MadSci Network: Botany
Query:

Re: Plant Developement vs. Spectrum

Date: Fri Jan 23 10:59:55 1998
Posted By: Hurley Shepherd, Agricultural Research, USDA Southern Regional Center
Area of science: Botany
ID: 884564573.Bt
Message:

Light is very important to plants since that is the source of their energy. Therefore, they must maximize their use of this valuable resource. The chlorophylls are the energy trapping molecules and use light in the blue and red regions of the spectrum (the green is reflected which is why plants usually appear green).

How does a plant get the most out of the red and blue light that is available? Plants have two other pigment systems, one (called "phytochrome")which detects the amount of red light and one (called "cryptochrome")which detects the amount of blue light.

Phytochrome means "plant pigment" and was discovered based on its effects on plant development due to red light. A plant grown in the dark will be tall and spindly, cotyledons not expanded much, and no green color. In the light, it will be shorter, with bigger, green leaves. Red light controls these and other major developmental changes in plants. Some other changes under phytochrome/red light control are germination of seeds and flowering. When enough phytochrome has been activated, telling the plant the light is sufficient for its needs (enough light to grow or even what time of year it is), the developmental changes occur. That's how plants know how to flower at the same time every year!

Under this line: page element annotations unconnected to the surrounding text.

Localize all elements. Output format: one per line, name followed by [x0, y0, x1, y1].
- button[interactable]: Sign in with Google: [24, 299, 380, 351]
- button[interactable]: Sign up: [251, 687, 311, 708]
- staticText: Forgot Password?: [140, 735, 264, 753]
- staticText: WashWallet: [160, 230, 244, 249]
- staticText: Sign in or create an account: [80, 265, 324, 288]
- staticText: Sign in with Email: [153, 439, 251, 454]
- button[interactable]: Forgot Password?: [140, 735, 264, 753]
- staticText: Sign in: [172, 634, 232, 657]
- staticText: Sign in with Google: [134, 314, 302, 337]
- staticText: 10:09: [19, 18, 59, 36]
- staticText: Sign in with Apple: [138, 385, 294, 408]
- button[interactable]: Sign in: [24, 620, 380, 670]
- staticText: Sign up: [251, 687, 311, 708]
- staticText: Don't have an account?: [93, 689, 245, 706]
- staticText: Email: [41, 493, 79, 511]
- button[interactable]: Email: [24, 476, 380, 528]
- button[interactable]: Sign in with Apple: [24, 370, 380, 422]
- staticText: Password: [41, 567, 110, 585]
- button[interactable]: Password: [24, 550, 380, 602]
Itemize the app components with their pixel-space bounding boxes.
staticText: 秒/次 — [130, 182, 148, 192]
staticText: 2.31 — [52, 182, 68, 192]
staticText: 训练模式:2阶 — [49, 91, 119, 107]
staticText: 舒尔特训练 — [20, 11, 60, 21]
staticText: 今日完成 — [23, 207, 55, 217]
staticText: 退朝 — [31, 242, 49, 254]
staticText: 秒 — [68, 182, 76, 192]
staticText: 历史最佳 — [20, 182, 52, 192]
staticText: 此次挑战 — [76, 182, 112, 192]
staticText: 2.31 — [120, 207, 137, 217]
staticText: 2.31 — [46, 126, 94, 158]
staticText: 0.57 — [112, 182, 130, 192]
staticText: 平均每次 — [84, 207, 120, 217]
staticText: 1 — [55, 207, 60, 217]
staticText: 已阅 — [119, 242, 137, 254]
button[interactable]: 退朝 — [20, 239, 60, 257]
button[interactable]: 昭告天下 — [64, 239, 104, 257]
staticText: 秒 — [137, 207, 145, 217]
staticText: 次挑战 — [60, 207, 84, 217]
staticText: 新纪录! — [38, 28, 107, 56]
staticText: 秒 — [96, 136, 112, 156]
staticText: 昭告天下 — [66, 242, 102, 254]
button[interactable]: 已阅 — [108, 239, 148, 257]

Whereas phytochrome helps the plant make long-term developmental decisions (Flower now? Germinate now? Start making chloroplasts?), cryptochrome ("hidden pigment") responds to more immediate environmental cues, such as which way the light is coming from (phototropism) to make the best use of the developmental changes directed by phytochrome. The blue-light work is fairly recent, much of it using a tiny relative of turnips called "Arabidopsis". Look up "Arabidopsis" and "blue light" on the internet to get some of the latest info. If you have access to a library with the journal Science, look up the article in volume 278, pages 2120-2123 for a possible identification of cryptochrome and its relation to molecules found in other organisms, even animals!

If you try this experiment (and you should!) there are a couple of other things you should know. Just to confuse things a little, phytochrome also responds somewhat to blue light! (Scientists sometime use mutants with one pigment missing to see exactly how the other behaves by itself.) And try to make sure each plant gets the same amount of light. Good luck and let me know how it turns out.

One more reference:
"From seed germination to flowering, light controls plant development via the pigment phytochrome" by J. Chory, et al. Proceedings of the National Academy of Science Vol. 93, pp 12066-12071 (1996).

You can also look up phytochrome in a college level Botany textbook.